The NHS Cancer Plan lands at an important moment for cancer nursing. More people are being diagnosed with cancer, more people are surviving, and many are now living for years, sometimes decades, with the physical, psychological and social impact of cancer and its treatment. The plan recognises this shift clearly, and that is brilliant. The 11,000+ responses they had to guide this plan shine through.
What we welcome most is the move away from cancer care being seen solely as a hospital-based, episodic experience. Instead, the plan frames cancer as a long-term condition that needs personalised, coordinated support, closer to where people live. This reflects what nurses have been seeing for years: people do not stop needing care when treatment ends.
The plan’s emphasis on neighbourhood-based care resonates strongly with nursing values. Late effects of treatment, such as fatigue, pain, cognitive changes and emotional distress, are common but often under-recognised. So too are the wider impacts on work, education, family life and finances. Nurses are often the professionals who see these challenges first and stay alongside people as they navigate them.
We are particularly encouraged by the focus on supportive oncology, care that addresses symptoms, rehabilitation, psychological wellbeing and prevention alongside active treatment. This is not an “add-on”; it is essential to quality of life. Nurses already play a central role here, whether through clinical nurse specialist roles, advanced practice, community nursing or work with voluntary and community organisations.
The plan’s commitment to prehabilitation and rehabilitation is also welcome. Preparing people physically and psychologically for treatment, and supporting recovery afterwards, improves outcomes and experience. Delivering more of this support digitally and in community settings has huge potential – but it must be done in a way that avoids widening inequalities or excluding those who struggle with digital access.
Children and young people are rightly given greater prominence in this plan. Their needs are different, long-lasting and deeply interconnected with education, mental health and family support. Cancer nurses working with children and young people understand the importance of care that is flexible, holistic and developmentally appropriate, and it is good to see this recognised nationally.

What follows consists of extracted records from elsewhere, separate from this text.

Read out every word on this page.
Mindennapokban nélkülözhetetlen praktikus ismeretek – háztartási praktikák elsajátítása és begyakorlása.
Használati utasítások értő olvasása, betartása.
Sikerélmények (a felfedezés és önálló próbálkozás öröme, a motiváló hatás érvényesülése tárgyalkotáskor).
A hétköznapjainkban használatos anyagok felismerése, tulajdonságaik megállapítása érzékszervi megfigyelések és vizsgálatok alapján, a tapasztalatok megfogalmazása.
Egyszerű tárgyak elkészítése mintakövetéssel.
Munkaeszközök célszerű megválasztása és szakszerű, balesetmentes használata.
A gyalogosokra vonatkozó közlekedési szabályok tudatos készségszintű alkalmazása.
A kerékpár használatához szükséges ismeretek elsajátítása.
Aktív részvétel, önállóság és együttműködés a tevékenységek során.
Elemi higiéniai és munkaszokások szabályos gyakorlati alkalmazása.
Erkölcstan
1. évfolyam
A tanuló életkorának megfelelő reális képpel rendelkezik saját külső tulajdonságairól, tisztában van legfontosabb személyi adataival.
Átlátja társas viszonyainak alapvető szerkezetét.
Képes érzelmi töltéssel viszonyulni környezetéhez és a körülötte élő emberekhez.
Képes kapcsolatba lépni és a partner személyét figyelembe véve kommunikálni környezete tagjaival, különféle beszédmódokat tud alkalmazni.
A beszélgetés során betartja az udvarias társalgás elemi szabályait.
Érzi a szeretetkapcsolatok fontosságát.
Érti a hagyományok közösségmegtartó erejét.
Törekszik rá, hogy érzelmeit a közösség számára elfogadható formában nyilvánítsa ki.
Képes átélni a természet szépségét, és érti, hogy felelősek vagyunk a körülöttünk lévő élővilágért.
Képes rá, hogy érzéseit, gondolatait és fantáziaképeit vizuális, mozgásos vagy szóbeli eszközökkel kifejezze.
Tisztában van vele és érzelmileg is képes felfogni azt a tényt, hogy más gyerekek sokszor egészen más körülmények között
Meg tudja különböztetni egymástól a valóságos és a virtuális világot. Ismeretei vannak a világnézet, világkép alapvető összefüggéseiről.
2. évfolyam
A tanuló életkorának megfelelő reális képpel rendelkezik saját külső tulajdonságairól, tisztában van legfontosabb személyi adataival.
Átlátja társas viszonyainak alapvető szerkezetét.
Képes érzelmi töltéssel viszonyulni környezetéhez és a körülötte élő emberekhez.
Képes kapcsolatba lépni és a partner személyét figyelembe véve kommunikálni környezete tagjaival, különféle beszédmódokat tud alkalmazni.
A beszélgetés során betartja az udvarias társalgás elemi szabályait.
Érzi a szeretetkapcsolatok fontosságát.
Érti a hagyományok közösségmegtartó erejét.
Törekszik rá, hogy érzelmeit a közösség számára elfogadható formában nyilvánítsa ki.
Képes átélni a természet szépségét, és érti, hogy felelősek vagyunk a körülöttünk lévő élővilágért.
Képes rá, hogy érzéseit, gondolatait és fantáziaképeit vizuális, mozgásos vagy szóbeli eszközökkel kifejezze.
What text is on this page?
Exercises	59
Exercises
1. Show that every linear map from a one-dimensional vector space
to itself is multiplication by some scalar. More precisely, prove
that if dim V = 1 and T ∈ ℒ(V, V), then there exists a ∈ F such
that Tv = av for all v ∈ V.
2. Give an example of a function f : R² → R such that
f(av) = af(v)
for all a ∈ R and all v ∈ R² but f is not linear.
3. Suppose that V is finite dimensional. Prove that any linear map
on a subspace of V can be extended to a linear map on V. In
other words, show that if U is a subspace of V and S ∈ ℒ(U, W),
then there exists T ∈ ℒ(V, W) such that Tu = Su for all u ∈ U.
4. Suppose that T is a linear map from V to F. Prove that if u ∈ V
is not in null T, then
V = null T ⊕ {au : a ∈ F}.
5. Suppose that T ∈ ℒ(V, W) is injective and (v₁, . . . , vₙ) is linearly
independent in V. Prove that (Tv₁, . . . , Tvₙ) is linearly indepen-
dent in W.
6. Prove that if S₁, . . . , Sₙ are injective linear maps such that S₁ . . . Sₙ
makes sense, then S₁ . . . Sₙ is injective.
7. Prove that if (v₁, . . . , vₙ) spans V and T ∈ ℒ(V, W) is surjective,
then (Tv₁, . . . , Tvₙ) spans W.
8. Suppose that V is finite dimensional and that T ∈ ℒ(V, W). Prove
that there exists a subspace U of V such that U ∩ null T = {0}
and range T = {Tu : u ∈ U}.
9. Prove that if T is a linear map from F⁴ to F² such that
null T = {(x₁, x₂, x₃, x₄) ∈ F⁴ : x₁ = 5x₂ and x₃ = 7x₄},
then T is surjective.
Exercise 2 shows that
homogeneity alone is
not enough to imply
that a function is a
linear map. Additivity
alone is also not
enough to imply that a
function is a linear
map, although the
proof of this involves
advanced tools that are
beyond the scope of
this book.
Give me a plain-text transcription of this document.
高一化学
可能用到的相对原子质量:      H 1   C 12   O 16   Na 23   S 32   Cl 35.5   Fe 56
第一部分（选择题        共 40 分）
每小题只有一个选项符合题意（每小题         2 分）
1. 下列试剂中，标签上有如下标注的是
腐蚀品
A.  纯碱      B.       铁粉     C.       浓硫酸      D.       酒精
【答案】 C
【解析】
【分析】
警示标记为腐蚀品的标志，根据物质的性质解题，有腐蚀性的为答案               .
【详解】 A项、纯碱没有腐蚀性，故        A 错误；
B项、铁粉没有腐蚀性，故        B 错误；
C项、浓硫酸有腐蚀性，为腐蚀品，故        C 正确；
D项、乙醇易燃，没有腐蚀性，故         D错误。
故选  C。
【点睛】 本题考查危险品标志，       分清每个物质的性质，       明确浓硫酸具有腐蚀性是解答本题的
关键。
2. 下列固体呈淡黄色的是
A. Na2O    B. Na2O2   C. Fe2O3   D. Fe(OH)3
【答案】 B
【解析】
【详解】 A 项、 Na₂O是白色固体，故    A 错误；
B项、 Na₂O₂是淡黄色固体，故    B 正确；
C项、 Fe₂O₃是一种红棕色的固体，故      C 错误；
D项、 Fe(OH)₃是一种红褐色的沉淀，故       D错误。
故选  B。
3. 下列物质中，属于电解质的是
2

The plan’s continued commitment to cancer screening, including the full rollout of lung cancer screening and improvements to bowel screening, is particularly welcome. Nurses play a critical role in making screening work, from trusted conversations in primary care and community settings, to addressing fear, stigma and practical barriers that disproportionately affect people in more deprived communities. As screening increasingly moves into neighbourhood and community spaces, there is a real opportunity for nurses to lead inclusive, culturally sensitive approaches that improve uptake and reduce inequalities, ensuring earlier diagnosis benefits those who need it most.
Where we think the plan now needs to go further is in the “how”. The proposed shift of care into neighbourhoods is exciting and absolutely the right direction from a patient perspective. But it will require a workforce that is supported, skilled and enabled to work differently. The forthcoming workforce plan will be critical in setting out how nursing roles evolve to make this a reality. Without clear investment in nursing roles, education and capacity, there is a risk that ambition outpaces deliverability.
Frameworks such as the Aspirant Cancer Career and Education Development programme (ACCEND) give us a strong foundation, but nurses must be actively involved in shaping new standards, particularly in areas like supportive oncology, where nursing leadership is vital. There is also real opportunity here for nurses to become neighbourhood cancer care leads, coordinating care across settings and working alongside communities, primary care and voluntary sector partners.
Overall, this Cancer Plan feels like a step forward. It reflects the realities of modern cancer care and the voices of people affected by cancer. For nurses, it offers both validation of the work we already do and an invitation to shape what comes next. If we get the workforce, education and leadership right, nursing will be central to turning this vision into lived experience for patients and families.